Presented at the "two sessions", the 2026 Government Work Report unambiguously pledges to "deliver advances in original innovation and breakthroughs in core technologies." Under this framework, the value weight of core digital economy industries is set to rise to 12.5% of GDP. This signifies the growing importance of new economic drivers, notably the digital economy, which will leave significant footprints across global partnerships.

This photo taken on Sept. 17, 2025 shows a view of Nanning International Convention and Exhibition Center in Nanning, capital of south China's Guangxi Zhuang Autonomous Region. The 22nd China-ASEAN Expo and the China-ASEAN Business and Investment Summit kicked off here on Wednesday. [Photo by Cao Yiming/Xinhua]
In this context, the burgeoning China-ASEAN Free Trade Area (CAFTA) 3.0 is a clear case in point, with digital cooperation and green transformation set to dominate the China-ASEAN economic partnership.
Like its predecessors, the 15th Five-Year Plan demonstrates forward-looking strategic thinking. It boosts confidence in China's development prospects while unlocking predictable market opportunities and shared dividends for partner countries, notably emerging economies from the Global South that aspire to benefit from expanded trade, investment and development cooperation with China.

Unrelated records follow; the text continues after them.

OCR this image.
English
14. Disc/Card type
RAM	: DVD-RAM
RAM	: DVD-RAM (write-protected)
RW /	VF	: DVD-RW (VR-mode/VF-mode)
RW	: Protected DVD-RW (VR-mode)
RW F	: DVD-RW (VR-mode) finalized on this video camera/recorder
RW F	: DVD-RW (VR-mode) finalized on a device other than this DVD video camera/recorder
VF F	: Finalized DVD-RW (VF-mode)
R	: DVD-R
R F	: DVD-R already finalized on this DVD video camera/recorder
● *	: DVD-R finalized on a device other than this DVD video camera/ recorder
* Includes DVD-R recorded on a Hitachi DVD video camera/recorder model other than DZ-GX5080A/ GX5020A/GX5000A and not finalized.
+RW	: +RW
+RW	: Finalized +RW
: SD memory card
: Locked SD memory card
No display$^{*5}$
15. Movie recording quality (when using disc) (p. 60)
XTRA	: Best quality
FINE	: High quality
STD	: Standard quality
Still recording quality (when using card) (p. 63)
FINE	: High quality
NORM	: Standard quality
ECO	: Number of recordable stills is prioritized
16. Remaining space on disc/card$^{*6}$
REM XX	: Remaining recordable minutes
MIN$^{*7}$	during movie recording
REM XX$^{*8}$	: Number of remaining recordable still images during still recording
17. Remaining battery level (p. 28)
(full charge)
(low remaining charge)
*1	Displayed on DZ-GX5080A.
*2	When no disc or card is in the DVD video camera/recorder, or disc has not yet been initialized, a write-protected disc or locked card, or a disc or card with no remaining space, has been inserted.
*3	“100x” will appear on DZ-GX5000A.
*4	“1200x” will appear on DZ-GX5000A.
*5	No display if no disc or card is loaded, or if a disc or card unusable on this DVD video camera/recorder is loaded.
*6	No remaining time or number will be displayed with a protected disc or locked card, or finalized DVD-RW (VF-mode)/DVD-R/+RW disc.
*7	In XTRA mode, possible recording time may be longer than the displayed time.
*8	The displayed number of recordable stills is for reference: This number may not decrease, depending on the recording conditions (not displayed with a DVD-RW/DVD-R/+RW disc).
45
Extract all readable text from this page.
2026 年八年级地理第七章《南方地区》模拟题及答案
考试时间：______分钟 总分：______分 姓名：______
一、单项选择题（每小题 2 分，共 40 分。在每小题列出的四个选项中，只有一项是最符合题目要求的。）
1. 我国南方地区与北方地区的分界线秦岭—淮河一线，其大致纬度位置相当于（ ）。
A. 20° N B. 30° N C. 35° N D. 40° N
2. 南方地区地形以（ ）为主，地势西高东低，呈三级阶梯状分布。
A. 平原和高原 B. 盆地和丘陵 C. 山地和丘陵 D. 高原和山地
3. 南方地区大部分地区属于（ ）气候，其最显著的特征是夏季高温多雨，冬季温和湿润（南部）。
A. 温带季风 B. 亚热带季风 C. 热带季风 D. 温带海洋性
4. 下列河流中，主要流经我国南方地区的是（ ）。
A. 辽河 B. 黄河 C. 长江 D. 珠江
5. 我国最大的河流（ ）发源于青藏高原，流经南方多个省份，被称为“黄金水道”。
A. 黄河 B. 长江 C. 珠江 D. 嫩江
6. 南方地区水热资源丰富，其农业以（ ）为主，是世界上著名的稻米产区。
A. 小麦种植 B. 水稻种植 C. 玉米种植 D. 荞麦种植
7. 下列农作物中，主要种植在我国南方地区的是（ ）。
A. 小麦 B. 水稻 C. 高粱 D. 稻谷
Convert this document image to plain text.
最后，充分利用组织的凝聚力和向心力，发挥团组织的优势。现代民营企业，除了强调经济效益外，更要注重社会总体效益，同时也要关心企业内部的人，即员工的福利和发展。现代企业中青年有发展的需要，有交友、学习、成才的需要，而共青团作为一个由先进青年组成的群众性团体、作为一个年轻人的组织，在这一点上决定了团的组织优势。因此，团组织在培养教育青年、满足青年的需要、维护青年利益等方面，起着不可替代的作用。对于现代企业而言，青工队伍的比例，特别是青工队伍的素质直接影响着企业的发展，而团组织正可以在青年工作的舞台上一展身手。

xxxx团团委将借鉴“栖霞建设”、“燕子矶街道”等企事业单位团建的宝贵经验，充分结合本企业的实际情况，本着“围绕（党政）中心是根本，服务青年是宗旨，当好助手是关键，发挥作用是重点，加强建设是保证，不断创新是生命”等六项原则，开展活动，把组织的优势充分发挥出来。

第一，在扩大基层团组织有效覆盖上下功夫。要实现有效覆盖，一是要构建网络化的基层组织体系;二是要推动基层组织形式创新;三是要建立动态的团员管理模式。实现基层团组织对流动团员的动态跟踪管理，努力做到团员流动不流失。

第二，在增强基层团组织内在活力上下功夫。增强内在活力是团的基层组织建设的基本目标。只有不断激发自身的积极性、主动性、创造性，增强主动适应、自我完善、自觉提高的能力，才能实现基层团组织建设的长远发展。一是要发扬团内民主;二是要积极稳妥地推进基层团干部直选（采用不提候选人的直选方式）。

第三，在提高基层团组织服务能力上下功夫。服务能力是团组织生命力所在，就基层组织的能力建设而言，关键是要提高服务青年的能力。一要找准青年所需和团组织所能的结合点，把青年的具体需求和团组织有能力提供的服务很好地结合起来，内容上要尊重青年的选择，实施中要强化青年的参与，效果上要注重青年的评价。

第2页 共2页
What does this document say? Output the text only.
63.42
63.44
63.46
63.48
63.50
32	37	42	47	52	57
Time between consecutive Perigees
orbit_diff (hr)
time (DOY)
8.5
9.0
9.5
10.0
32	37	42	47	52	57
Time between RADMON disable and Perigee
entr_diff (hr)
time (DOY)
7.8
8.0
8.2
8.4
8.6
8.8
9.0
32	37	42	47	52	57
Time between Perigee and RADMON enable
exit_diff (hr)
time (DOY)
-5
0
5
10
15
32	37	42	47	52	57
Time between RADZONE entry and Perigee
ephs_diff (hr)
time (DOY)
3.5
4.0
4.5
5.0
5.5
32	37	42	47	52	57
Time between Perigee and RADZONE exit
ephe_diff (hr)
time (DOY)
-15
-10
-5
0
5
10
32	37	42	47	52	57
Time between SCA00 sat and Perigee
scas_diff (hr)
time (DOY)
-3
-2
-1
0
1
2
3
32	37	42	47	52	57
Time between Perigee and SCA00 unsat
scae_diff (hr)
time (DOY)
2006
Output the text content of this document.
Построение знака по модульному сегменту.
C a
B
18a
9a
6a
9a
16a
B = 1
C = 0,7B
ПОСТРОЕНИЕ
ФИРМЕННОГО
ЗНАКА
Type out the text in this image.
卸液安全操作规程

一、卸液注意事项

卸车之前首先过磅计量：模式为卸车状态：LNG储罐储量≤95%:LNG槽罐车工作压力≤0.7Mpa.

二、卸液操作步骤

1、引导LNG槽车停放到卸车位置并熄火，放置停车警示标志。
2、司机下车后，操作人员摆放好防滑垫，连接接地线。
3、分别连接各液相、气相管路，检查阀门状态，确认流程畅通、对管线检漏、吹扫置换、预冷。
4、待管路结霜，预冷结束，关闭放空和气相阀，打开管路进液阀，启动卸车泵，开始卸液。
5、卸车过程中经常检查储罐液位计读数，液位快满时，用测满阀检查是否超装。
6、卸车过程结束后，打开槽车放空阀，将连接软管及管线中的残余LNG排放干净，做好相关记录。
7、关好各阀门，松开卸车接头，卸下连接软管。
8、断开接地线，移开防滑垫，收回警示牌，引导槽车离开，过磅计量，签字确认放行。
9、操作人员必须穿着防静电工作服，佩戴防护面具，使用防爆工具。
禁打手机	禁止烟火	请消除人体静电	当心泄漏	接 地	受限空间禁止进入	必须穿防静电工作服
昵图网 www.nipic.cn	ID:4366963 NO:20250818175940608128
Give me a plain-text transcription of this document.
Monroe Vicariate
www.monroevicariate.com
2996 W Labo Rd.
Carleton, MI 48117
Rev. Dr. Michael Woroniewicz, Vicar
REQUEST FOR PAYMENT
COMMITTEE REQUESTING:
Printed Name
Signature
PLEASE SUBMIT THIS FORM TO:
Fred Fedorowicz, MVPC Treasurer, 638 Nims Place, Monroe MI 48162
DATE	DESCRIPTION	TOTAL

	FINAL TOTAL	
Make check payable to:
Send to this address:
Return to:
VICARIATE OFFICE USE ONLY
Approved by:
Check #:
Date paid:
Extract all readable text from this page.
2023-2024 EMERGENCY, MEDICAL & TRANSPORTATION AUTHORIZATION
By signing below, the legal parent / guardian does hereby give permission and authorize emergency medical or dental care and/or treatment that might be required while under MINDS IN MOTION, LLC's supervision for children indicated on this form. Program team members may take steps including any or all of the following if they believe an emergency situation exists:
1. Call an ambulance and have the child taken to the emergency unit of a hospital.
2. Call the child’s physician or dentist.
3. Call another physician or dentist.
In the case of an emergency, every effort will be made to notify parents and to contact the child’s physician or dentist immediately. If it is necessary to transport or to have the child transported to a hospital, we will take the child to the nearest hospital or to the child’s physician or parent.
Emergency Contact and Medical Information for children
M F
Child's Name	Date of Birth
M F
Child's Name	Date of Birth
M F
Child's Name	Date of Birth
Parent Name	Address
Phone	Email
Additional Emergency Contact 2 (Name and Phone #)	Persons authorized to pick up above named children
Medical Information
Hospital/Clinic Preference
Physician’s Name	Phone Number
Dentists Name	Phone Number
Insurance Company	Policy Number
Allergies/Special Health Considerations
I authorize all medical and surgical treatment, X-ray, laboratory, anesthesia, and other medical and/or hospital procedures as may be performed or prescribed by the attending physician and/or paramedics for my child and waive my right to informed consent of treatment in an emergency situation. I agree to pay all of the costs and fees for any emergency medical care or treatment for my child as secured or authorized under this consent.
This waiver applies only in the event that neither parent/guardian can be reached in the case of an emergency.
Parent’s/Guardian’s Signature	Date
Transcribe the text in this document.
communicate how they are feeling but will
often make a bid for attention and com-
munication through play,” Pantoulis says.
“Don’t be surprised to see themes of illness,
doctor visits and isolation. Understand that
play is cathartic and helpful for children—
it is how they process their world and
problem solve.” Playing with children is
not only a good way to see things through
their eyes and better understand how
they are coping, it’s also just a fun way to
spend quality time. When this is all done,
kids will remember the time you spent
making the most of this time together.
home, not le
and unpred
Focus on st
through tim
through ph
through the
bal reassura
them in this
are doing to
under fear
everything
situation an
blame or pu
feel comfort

While the West continues to trumpet platitudes regarding "China overcapacity" or the "China shock" in an attempt to alienate the world's second-largest economy from the global majority, the latter remains committed to a more egalitarian, multi-centric order. China's vision of building a community of a shared future for humanity resonates strongly with this aspiration. It provides the moral leadership necessary at this critical juncture, when global governance is heading toward incoherent dysfunctionality.
Beyond being the world's second-largest economy, China is now the largest trading partner for more than 120 countries and regions, reflecting the depth of its integration into the global economy. Its massive market pull extends beyond trade in goods. China's trade in services has emerged as a dynamic and rapidly growing sector, particularly in knowledge-intensive industries such as technology consulting, research and development, and digital entertainment. In 2025, China's service exports and imports grew by 14.2% and 2.5% respectively, with total trade in services surpassing 8 trillion yuan ($1.1 trillion), signaling the country's increasing shift toward a consumption-driven and innovation-based economy.
Looking ahead, the 15th Five-Year Plan envisions further institutionalized opening-up of China's economy. This includes expanding market access for both goods and services and increasing imports to stimulate domestic demand. Such measures are expected to reinforce China's role as a stabilizing force in the global economy at a time when protectionism and unilateral economic policies are undermining the rules-based multilateral trading system.
In an era defined by uncertainty, China's long-term development strategy — articulated through the "two sessions" and the five-year plan framework — offers a contrasting model of policy continuity and strategic foresight. While debates over governance models may continue along conventional ideological lines, the broader international community will likely judge China's approach by its outcomes: sustained growth, expanding innovation and deeper global economic engagement.
Ong Tee Keat is the president of the Belt and Road Initiative Caucus for Asia Pacific.